Exploring Societal Concerns and Perceptions of AI: A Thematic Analysis through the Lens of Problem-Seeking
This study introduces a novel conceptual framework distinguishing problem-seeking from problem-solving to clarify the unique features of human intelligence in contrast to AI. Problem-seeking refers to the embodied, emotionally grounded process by which humans identify and set goals, while problem-solving denotes the execution of strategies aimed at achieving such predefined objectives. The framework emphasizes that while AI excels at efficiency and optimization, it lacks the orientation derived from experiential grounding and the embodiment flexibility intrinsic to human cognition. To empirically explore this distinction, the research analyzes metadata from 157 YouTube videos discussing AI. Conducting a thematic analysis combining qualitative insights with keyword-based quantitative metrics, this mixed-methods approach uncovers recurring themes in public discourse, including privacy, job displacement, misinformation, optimism, and ethical concerns. The results reveal a dual sentiment: public fascination with AI's capabilities coexists with anxiety and skepticism about its societal implications. The discussion critiques the orthogonality thesis, which posits that intelligence is separable from goal content, and instead argues that human intelligence integrates goal-setting and goal-pursuit. It underscores the centrality of embodied cognition in human reasoning and highlights how AI's limitations come from its current reliance on computational processing.

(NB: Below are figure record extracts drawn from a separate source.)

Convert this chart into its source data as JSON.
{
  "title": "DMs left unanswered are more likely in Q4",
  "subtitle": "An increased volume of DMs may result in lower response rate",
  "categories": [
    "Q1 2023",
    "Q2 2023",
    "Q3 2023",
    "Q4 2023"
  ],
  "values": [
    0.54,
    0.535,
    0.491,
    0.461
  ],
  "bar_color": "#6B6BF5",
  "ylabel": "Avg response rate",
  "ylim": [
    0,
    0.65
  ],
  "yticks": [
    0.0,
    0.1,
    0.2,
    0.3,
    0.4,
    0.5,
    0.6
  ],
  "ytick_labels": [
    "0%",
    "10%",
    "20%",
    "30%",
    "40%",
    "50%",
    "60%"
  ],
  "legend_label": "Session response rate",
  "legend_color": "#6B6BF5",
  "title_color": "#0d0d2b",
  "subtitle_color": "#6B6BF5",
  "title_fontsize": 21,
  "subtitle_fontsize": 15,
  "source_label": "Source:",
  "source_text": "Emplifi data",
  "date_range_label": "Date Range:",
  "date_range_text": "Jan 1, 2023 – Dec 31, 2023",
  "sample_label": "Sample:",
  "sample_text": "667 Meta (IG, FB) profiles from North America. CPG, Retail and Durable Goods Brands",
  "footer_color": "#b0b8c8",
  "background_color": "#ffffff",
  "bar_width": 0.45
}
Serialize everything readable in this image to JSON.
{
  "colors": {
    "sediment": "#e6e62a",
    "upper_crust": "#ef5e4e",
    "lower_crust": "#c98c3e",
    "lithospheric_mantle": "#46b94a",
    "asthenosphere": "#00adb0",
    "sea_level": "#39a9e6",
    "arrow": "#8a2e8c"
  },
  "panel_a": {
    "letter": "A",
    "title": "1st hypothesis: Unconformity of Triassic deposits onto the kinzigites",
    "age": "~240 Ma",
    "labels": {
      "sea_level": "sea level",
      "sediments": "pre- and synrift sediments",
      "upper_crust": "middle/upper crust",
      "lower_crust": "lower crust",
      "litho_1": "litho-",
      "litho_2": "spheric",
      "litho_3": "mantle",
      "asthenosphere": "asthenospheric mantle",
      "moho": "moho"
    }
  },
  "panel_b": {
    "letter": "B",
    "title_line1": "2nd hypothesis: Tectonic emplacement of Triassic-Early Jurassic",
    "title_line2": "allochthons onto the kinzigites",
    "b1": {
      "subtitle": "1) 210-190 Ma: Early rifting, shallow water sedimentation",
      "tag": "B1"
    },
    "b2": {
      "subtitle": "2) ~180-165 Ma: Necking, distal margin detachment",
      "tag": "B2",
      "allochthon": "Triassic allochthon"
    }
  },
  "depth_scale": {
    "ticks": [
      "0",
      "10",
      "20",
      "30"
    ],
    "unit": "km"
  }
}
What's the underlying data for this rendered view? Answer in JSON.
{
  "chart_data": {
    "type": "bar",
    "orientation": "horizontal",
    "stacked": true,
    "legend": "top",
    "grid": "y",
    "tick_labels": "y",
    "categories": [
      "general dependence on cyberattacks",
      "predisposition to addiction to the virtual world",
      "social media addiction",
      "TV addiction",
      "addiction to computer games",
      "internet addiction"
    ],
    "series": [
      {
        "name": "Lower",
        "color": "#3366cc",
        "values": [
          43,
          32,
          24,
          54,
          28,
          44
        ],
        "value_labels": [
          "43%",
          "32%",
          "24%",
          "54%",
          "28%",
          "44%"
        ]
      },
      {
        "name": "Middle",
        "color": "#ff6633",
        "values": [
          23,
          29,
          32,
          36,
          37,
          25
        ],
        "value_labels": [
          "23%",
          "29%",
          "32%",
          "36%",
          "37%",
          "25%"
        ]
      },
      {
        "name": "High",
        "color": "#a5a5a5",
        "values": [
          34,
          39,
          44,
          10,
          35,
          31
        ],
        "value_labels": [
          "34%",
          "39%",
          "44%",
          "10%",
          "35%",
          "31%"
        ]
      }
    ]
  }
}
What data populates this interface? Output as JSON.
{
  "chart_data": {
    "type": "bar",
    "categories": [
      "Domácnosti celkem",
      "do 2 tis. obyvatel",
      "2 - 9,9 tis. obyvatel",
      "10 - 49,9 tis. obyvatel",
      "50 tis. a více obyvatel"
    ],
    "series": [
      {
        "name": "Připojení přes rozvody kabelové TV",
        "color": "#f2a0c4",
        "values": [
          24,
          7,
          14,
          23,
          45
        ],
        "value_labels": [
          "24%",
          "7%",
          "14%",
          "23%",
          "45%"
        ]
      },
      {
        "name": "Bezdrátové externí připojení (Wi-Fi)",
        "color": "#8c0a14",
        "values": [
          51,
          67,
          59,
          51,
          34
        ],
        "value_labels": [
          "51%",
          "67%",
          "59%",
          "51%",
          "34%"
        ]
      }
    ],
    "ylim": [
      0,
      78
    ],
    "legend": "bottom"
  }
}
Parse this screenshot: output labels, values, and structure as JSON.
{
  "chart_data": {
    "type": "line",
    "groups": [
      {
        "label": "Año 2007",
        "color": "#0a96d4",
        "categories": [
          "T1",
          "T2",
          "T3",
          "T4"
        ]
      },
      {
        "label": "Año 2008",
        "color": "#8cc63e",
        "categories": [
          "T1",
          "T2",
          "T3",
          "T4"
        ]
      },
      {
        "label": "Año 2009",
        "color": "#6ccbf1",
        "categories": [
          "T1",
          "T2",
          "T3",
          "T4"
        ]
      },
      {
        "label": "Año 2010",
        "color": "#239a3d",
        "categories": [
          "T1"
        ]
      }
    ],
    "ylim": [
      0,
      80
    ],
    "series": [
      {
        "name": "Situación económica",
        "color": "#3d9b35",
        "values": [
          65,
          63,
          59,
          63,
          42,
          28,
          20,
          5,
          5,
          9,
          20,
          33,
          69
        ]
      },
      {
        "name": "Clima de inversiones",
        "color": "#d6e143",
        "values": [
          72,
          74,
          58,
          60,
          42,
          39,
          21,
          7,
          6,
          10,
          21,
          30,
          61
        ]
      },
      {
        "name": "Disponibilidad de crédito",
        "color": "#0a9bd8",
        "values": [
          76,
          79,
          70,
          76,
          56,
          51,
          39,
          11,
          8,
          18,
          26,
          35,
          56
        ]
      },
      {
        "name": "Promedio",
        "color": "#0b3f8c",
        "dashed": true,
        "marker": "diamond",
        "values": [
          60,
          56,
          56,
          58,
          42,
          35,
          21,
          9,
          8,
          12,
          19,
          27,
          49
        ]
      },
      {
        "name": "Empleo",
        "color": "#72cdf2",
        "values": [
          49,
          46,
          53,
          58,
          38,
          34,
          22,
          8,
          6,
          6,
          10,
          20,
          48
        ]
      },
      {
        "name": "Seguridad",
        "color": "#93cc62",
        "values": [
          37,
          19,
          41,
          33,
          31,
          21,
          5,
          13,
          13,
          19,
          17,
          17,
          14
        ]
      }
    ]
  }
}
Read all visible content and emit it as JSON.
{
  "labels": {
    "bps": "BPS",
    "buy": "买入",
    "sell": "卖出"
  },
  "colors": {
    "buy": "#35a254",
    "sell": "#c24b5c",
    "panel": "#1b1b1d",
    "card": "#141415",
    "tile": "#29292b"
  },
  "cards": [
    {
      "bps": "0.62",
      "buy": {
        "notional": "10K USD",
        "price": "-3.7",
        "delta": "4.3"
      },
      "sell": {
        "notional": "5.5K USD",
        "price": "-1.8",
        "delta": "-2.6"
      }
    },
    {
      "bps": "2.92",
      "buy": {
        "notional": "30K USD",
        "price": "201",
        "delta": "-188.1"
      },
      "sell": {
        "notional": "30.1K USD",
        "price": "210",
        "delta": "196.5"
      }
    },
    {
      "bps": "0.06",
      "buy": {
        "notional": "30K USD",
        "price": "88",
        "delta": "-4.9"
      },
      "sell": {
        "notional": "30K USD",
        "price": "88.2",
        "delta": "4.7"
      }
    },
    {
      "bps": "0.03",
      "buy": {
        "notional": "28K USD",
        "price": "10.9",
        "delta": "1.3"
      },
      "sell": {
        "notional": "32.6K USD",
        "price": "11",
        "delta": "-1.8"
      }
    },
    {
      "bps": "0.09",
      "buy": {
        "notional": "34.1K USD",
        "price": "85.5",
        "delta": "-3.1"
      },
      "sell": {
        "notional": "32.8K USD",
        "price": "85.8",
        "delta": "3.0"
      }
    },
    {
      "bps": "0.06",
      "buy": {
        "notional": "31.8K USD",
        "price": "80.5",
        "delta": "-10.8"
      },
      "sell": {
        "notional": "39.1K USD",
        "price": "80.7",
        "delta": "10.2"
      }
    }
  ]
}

The study advocates for enhancing emotional and digital literacy to foster responsible AI engagement. It calls for reframing public discourse to recognize AI as a tool that augments -- rather than replaces -- human intelligence. By positioning problem seeking at the core of cognition and as a critical dimension of intelligence, this research offers new perspectives on ethically aligned and human-centered AI development.